Another way that MERF reaches out to this part of the world is through radio broadcasting. Radio is still a very significant means for communication. The BBC is used to send forth Arabic language messages. In addition, Radio Monte Carlo in Paris is used. These obviously are secular stations and attract the general public, yet they both allow Arabic Christian broadcasts in the Middle East and North Africa. Judging by the response, it is obviously true that God is using the medium-wave transmitters for good.

Finally, MERF is active in diaconal work. Funds are raised by various Reformed churches throughout the world for meeting many financial needs of the Reformed people and churches in the troubled Middle East.

Working through the local church deacons, they seek to meet some of these needs.

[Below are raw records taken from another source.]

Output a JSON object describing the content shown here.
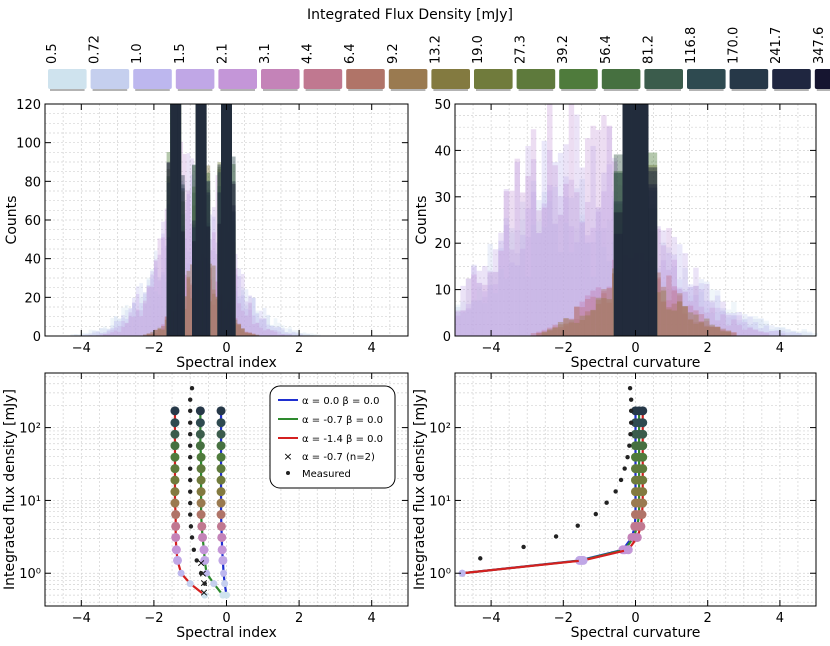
{
  "colorbar": {
    "title": "Integrated Flux Density [mJy]",
    "ticks": [
      "0.5",
      "0.72",
      "1.0",
      "1.5",
      "2.1",
      "3.1",
      "4.4",
      "6.4",
      "9.2",
      "13.2",
      "19.0",
      "27.3",
      "39.2",
      "56.4",
      "81.2",
      "116.8",
      "170.0",
      "241.7",
      "347.6"
    ],
    "colors": [
      "#cfe3ee",
      "#c5cfee",
      "#bdb7ee",
      "#c0a7e6",
      "#c496d8",
      "#c483b8",
      "#c07890",
      "#b07468",
      "#9a7a50",
      "#837a40",
      "#707b3c",
      "#5e7a3c",
      "#4f7b3c",
      "#467040",
      "#3b5c4c",
      "#2e4a50",
      "#263848",
      "#1f2640",
      "#161530"
    ]
  },
  "chart_data": [
    {
      "type": "histogram",
      "panel": "top-left",
      "xlabel": "Spectral index",
      "ylabel": "Counts",
      "xlim": [
        -5,
        5
      ],
      "ylim": [
        0,
        120
      ],
      "xticks": [
        -4,
        -2,
        0,
        2,
        4
      ],
      "yticks": [
        0,
        20,
        40,
        60,
        80,
        100,
        120
      ],
      "xtick_labels": [
        "−4",
        "−2",
        "0",
        "2",
        "4"
      ],
      "ytick_labels": [
        "0",
        "20",
        "40",
        "60",
        "80",
        "100",
        "120"
      ],
      "grid": true,
      "bin_width": 0.1,
      "bright_peaks": [
        -1.4,
        -0.7,
        0.0
      ],
      "spread": 1.0,
      "peak_count": 72
    },
    {
      "type": "histogram",
      "panel": "top-right",
      "xlabel": "Spectral curvature",
      "ylabel": "Counts",
      "xlim": [
        -5,
        5
      ],
      "ylim": [
        0,
        50
      ],
      "xticks": [
        -4,
        -2,
        0,
        2,
        4
      ],
      "yticks": [
        0,
        10,
        20,
        30,
        40,
        50
      ],
      "xtick_labels": [
        "−4",
        "−2",
        "0",
        "2",
        "4"
      ],
      "ytick_labels": [
        "0",
        "10",
        "20",
        "30",
        "40",
        "50"
      ],
      "grid": true,
      "bin_width": 0.15,
      "bright_peaks": [
        0.0
      ],
      "spread": 2.0,
      "peak_count": 30
    },
    {
      "type": "line",
      "panel": "bottom-left",
      "xlabel": "Spectral index",
      "ylabel": "Integrated flux density [mJy]",
      "xlim": [
        -5,
        5
      ],
      "ylim_log10": [
        -0.45,
        2.75
      ],
      "xticks": [
        -4,
        -2,
        0,
        2,
        4
      ],
      "xtick_labels": [
        "−4",
        "−2",
        "0",
        "2",
        "4"
      ],
      "yticks_log10": [
        0,
        1,
        2
      ],
      "ytick_labels": [
        "10⁰",
        "10¹",
        "10²"
      ],
      "grid": true,
      "flux_levels": [
        0.5,
        0.72,
        1.0,
        1.5,
        2.1,
        3.1,
        4.4,
        6.4,
        9.2,
        13.2,
        19.0,
        27.3,
        39.2,
        56.4,
        81.2,
        116.8,
        170.0
      ],
      "series": [
        {
          "name": "α = 0.0   β = 0.0",
          "color": "#1f2fd0",
          "x": [
            0.0,
            -0.05,
            -0.08,
            -0.1,
            -0.12,
            -0.13,
            -0.14,
            -0.15,
            -0.15,
            -0.15,
            -0.15,
            -0.15,
            -0.15,
            -0.15,
            -0.15,
            -0.15,
            -0.15
          ]
        },
        {
          "name": "α = -0.7   β = 0.0",
          "color": "#2e8a2e",
          "x": [
            -0.1,
            -0.35,
            -0.55,
            -0.6,
            -0.62,
            -0.66,
            -0.68,
            -0.7,
            -0.7,
            -0.7,
            -0.7,
            -0.7,
            -0.7,
            -0.72,
            -0.72,
            -0.72,
            -0.72
          ]
        },
        {
          "name": "α = -1.4   β = 0.0",
          "color": "#d42020",
          "x": [
            -0.6,
            -1.0,
            -1.25,
            -1.35,
            -1.38,
            -1.4,
            -1.4,
            -1.4,
            -1.42,
            -1.42,
            -1.42,
            -1.42,
            -1.42,
            -1.42,
            -1.42,
            -1.42,
            -1.42
          ]
        }
      ],
      "crosses": {
        "name": "α = -0.7 (n=2)",
        "x": [
          -0.62,
          -0.62,
          -0.65,
          -0.7
        ],
        "y": [
          0.55,
          0.75,
          1.0,
          1.4
        ]
      },
      "measured": {
        "name": "Measured",
        "x": [
          -0.6,
          -0.7,
          -0.82,
          -0.9,
          -0.95,
          -0.98,
          -1.0,
          -1.0,
          -1.0,
          -1.0,
          -1.0,
          -1.0,
          -1.0,
          -1.0,
          -1.0,
          -1.0,
          -1.0,
          -0.95
        ],
        "y": [
          0.72,
          1.0,
          1.5,
          2.1,
          3.1,
          4.4,
          6.4,
          9.2,
          13.2,
          19.0,
          27.3,
          39.2,
          56.4,
          81.2,
          116.8,
          170.0,
          241.7,
          347.6
        ]
      }
    },
    {
      "type": "line",
      "panel": "bottom-right",
      "xlabel": "Spectral curvature",
      "ylabel": "Integrated flux density [mJy]",
      "xlim": [
        -5,
        5
      ],
      "ylim_log10": [
        -0.45,
        2.75
      ],
      "xticks": [
        -4,
        -2,
        0,
        2,
        4
      ],
      "xtick_labels": [
        "−4",
        "−2",
        "0",
        "2",
        "4"
      ],
      "yticks_log10": [
        0,
        1,
        2
      ],
      "ytick_labels": [
        "10⁰",
        "10¹",
        "10²"
      ],
      "grid": true,
      "flux_levels": [
        1.0,
        1.5,
        2.1,
        3.1,
        4.4,
        6.4,
        9.2,
        13.2,
        19.0,
        27.3,
        39.2,
        56.4,
        81.2,
        116.8,
        170.0
      ],
      "series": [
        {
          "name": "α = 0.0   β = 0.0",
          "color": "#1f2fd0",
          "x": [
            -4.8,
            -1.55,
            -0.35,
            -0.1,
            -0.02,
            0.0,
            0.0,
            0.0,
            0.0,
            0.0,
            0.0,
            0.0,
            0.0,
            0.0,
            0.0
          ]
        },
        {
          "name": "α = -0.7   β = 0.0",
          "color": "#2e8a2e",
          "x": [
            -4.8,
            -1.5,
            -0.3,
            -0.05,
            0.05,
            0.1,
            0.1,
            0.1,
            0.1,
            0.1,
            0.1,
            0.1,
            0.1,
            0.1,
            0.1
          ]
        },
        {
          "name": "α = -1.4   β = 0.0",
          "color": "#d42020",
          "x": [
            -4.8,
            -1.45,
            -0.2,
            0.05,
            0.15,
            0.18,
            0.2,
            0.2,
            0.2,
            0.2,
            0.2,
            0.2,
            0.2,
            0.2,
            0.2
          ]
        }
      ],
      "measured": {
        "name": "Measured",
        "x": [
          -4.3,
          -3.1,
          -2.2,
          -1.6,
          -1.1,
          -0.8,
          -0.55,
          -0.4,
          -0.3,
          -0.22,
          -0.17,
          -0.14,
          -0.12,
          -0.12,
          -0.12,
          -0.15
        ],
        "y": [
          1.6,
          2.3,
          3.2,
          4.5,
          6.5,
          9.3,
          13.3,
          19.1,
          27.4,
          39.3,
          56.5,
          81.3,
          117,
          170,
          242,
          348
        ]
      }
    }
  ],
  "legend": {
    "entries": [
      "α = 0.0    β = 0.0",
      "α = -0.7   β = 0.0",
      "α = -1.4   β = 0.0",
      "α = -0.7 (n=2)",
      "Measured"
    ]
  }
}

In closing, I quote from the summary given in the document History of MERF:

Pastors, churches, and Christian individuals all over the world have caught sight of this vision. MERF has the great opportunity to promote an active Reformed witness in the Middle East out of its headquarters in Cyprus, with local MERF administrative committees in Egypt, Sudan, Iraq, and Lebanon. MERF is committed to the service of the church of Christ according to God’s Word. This is a truly ecumenical effort since it unites the gifts and resources of God’s people from different ethnic backgrounds for the service of Christ in the Arab World, with a view of expanding outreach to other Muslim lands. By God’s grace, much prayerful and hard work over the years has resulted in an effective and expanding ministry in the region. As the work has expanded, its needs also have grown. Thus, MERF support-bodies have been organized in Australia, New Zealand, United Kingdom, the Netherlands, the USA, Canada and South Africa.

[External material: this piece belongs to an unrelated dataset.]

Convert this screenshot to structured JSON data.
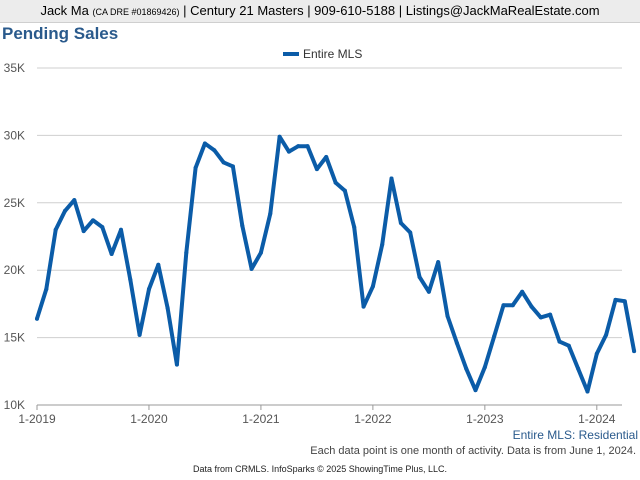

I trust that this information will help us understand a little more clearly what the situation and needs of our Reformed brothers and sisters in Iraq are. There are ways we can help them, even though we feel so helpless. Most of all we must pray that God will sustain them in a very difficult time in the history of the Reformed churches in Iraq. I am not able to get credible information on the Reformed congregation in Baghdad, for example; this is quite confidential for their own safety. One source indicated that it was temporarily non-functioning due to the dangers of violence between the Sunnis and the Shiites. More than once Christians have been the target of persecution as well. We now have 4,000 US troops killed in the five-year conflict. And I am sure among them are Reformed Christians as well. How important it is for us to turn to the throne of grace to ask wisdom and help in our time of need.

Jesus Christ, the King of the church, at God’s right hand is in control, and He has a clear plan and purpose for all these events. His sovereign grace is sufficient for His own. Through all these events, we can be sure that He is gathering His church from all the nations of the earth, with a view to the coming of our Lord in glory. How blessed it is that we may be part of that work and give allry to Him.